Elle me semblait par contre s’inscrire dans le droit-fil de l’impérissable dogme de notre Président : « travailler plus pour gagner plus », avec toutefois une légère imperfection : au mieux, tout en permettant au salarié restant chez lui de travailler éventuellement plus que son état de santé ne l’autorisait, elle lui aurait tout au plus assuré de gagner autant. Et la réduction des charges de la Sécurité sociale n’aurait guère eu d’effet sur le déficit du budget du fait de l’exonération de cotisations sociales accordée aux entreprises.
Elle contrevenait également à la devise de notre République, en instaurant une inégalité de traitement entre différentes catégories de salariés. En effet, si certains peuvent accomplir leur travail depuis leur domicile, tous ceux qui doivent utiliser des équipements n’existant que sur leur lieu de travail, et généralement parmi les plus modestes, se seraient vus privés du bénéfice de cette généreuse initiative.

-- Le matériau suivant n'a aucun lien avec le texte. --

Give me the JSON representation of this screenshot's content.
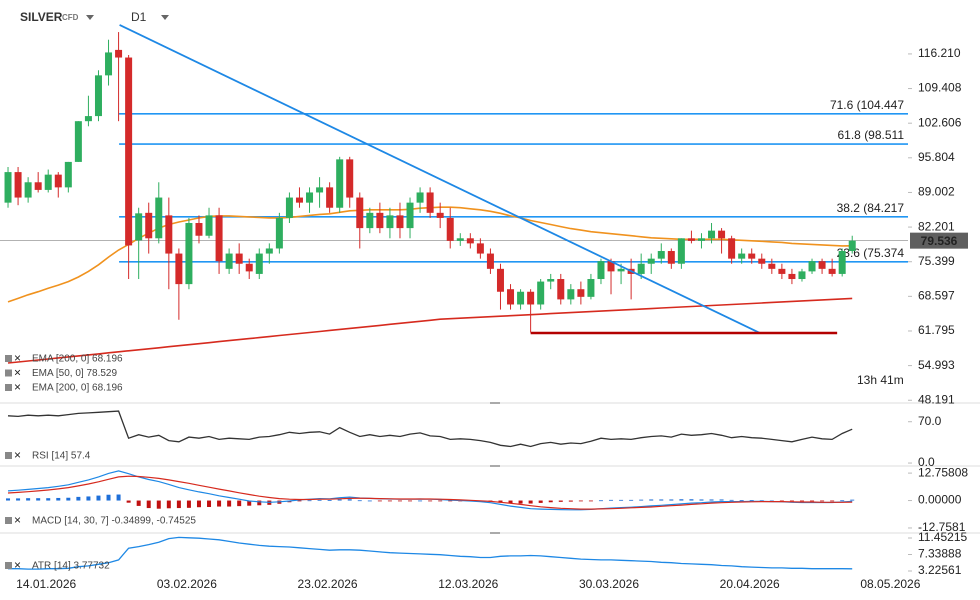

Le dernier point critiquable, concernant d’ailleurs non seulement cette disposition mais également de nombreux autres articles du droit du travail, est la référence faite à la volonté du travailleur. Il est un fait qui, s’il peut être regretté, ne peut être nié : dans l’état actuel de notre législation, il existe entre le salarié et son employeur un rapport de sujétion qui interdit la notion même de volontariat de la part du salarié. Je me propose de développer cet aspect dans un prochain billet.